Ein von der CDU beauftragter Verwaltungsrechtler kommt in seinem Gutachten zu dem Ergebnis, das Hochstufen der Büroleiterin sei rechtswidrig gewesen. Der Verfasser empfiehlt zudem ein Disziplinarverfahren gegen Mielke, der auch die langjährigen Vorschriften für die Bezahlung von Quereinsteigern geändert hatte.

Weils neue Büroleiterin hatte ihren Masterabschluss in Steuerrecht auf dem sogenannten zweiten Bildungsweg erlangt. Die SPD-Nachwuchspolitikerin aus dem Wahlkreis des SPD-Bundesvorsitzenden Lars Klingbeil war Ortsbürgermeisterin des Ortes Buchholz an der Aller, persönliche Referentin des Hamburger SPD-Finanzsenators Andreas Dressel und ein Jahr für den Hamburger Cum-Ex-Untersuchungsausschuss tätig.

Mielke ließ sich am Donnerstag als Zeuge nicht aus der Ruhe bringen - auch als ihm mehrmals die gleichen Fragen gestellt werden.
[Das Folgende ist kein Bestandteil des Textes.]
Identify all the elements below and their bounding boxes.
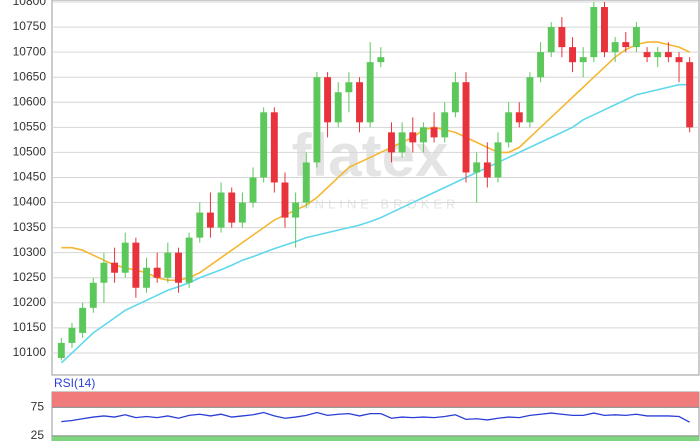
candle-body (164, 252, 172, 278)
y-tick-label: 10650 (13, 69, 47, 83)
candle-body (505, 112, 513, 143)
candle-body (441, 112, 449, 138)
y-tick-label: 10400 (13, 195, 47, 209)
candle-body (345, 82, 353, 93)
candle-body (79, 307, 87, 333)
candle-body (675, 57, 683, 63)
candle-body (451, 82, 459, 113)
candle-body (686, 62, 694, 128)
candle-body (388, 132, 395, 153)
candle-body (153, 267, 161, 278)
rsi-tick-label: 75 (31, 400, 45, 414)
y-tick-label: 10100 (13, 345, 47, 359)
moving-average (60, 83, 690, 364)
candle-body (537, 52, 545, 78)
rsi-overbought-band (52, 392, 699, 408)
candle-body (100, 262, 108, 283)
candle-body (569, 47, 576, 63)
candle-body (270, 112, 278, 183)
y-tick-label: 10600 (13, 94, 47, 108)
candle-body (121, 242, 129, 273)
candle-body (462, 82, 470, 173)
y-tick-label: 10200 (13, 295, 47, 309)
candle-body (238, 202, 246, 223)
candle-body (643, 52, 651, 58)
y-tick-label: 10500 (13, 145, 47, 159)
candle-body (483, 162, 491, 178)
candle-body (196, 212, 204, 238)
candle-body (664, 52, 672, 58)
candle-body (515, 112, 523, 123)
candle-body (430, 127, 438, 138)
candle-body (249, 177, 257, 203)
y-tick-label: 10750 (13, 19, 47, 33)
rsi-tick-label: 25 (31, 428, 45, 441)
rsi-oversold-band (52, 435, 699, 441)
candle-body (89, 282, 97, 308)
candle-body (132, 242, 140, 288)
candle-body (334, 92, 342, 123)
candle-body (419, 127, 427, 143)
candle-body (547, 27, 555, 53)
candle-body (292, 202, 300, 218)
candle-body (590, 7, 598, 58)
y-tick-label: 10300 (13, 245, 47, 259)
candle-body (579, 57, 587, 63)
candle-body (313, 77, 321, 163)
candle-body (206, 212, 214, 228)
candle-body (601, 7, 608, 53)
candle-body (473, 162, 481, 173)
candle-body (409, 132, 417, 143)
plot-frame (51, 0, 700, 376)
candle-body (494, 142, 502, 178)
candle-body (57, 342, 65, 358)
candle-body (558, 27, 566, 48)
candle-body (324, 77, 332, 123)
y-tick-label: 10150 (13, 320, 47, 334)
y-tick-label: 10450 (13, 170, 47, 184)
candle-body (175, 252, 182, 283)
rsi-title: RSI(14) (54, 376, 95, 390)
candle-body (654, 52, 662, 58)
candle-body (111, 262, 119, 273)
candle-body (228, 192, 236, 223)
moving-average (61, 41, 691, 282)
candle-body (217, 192, 225, 228)
candle-body (302, 162, 310, 203)
candle-body (185, 237, 193, 283)
candle-body (366, 62, 374, 123)
y-tick-label: 10700 (13, 44, 47, 58)
candle-body (398, 132, 406, 153)
candle-body (632, 27, 640, 48)
candle-body (143, 267, 150, 288)
candle-body (356, 82, 363, 123)
candle-body (260, 112, 268, 178)
y-tick-label: 10350 (13, 220, 47, 234)
rsi-line (61, 411, 690, 423)
candle-body (526, 77, 534, 123)
candle-body (622, 42, 630, 48)
watermark-sub: ONLINE BROKER (301, 196, 460, 211)
y-tick-label: 10250 (13, 270, 47, 284)
y-tick-label: 10800 (13, 0, 47, 8)
candle-body (281, 182, 289, 218)
y-tick-label: 10550 (13, 120, 47, 134)
candle-body (68, 327, 76, 343)
candle-body (611, 42, 619, 53)
candle-body (377, 57, 385, 63)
Auf den Presseplätzen ist er akustisch die erste halbe Stunde nur schwer zu verstehen, aber so viel wird deutlich: Er weist alle Vorwürfe zurück, die Gehaltserhöhung der Büroleiterin sei angemessen, "Fehler sind keine gemacht worden". Außerdem: Angesichts von Fachkräftemangel und der Konkurrenz zur Privatwirtschaft sei die vorherige Praxis der Bezahlung "ein Attraktivitätshemmnis" gewesen, daher sei sie geändert worden, es handele sich um eine "allgemeine Regelung für Quereinsteiger". Wie viele von denen überhaupt noch Interesse an einem Job in der Staatskanzlei in Hannover haben, ist fraglich.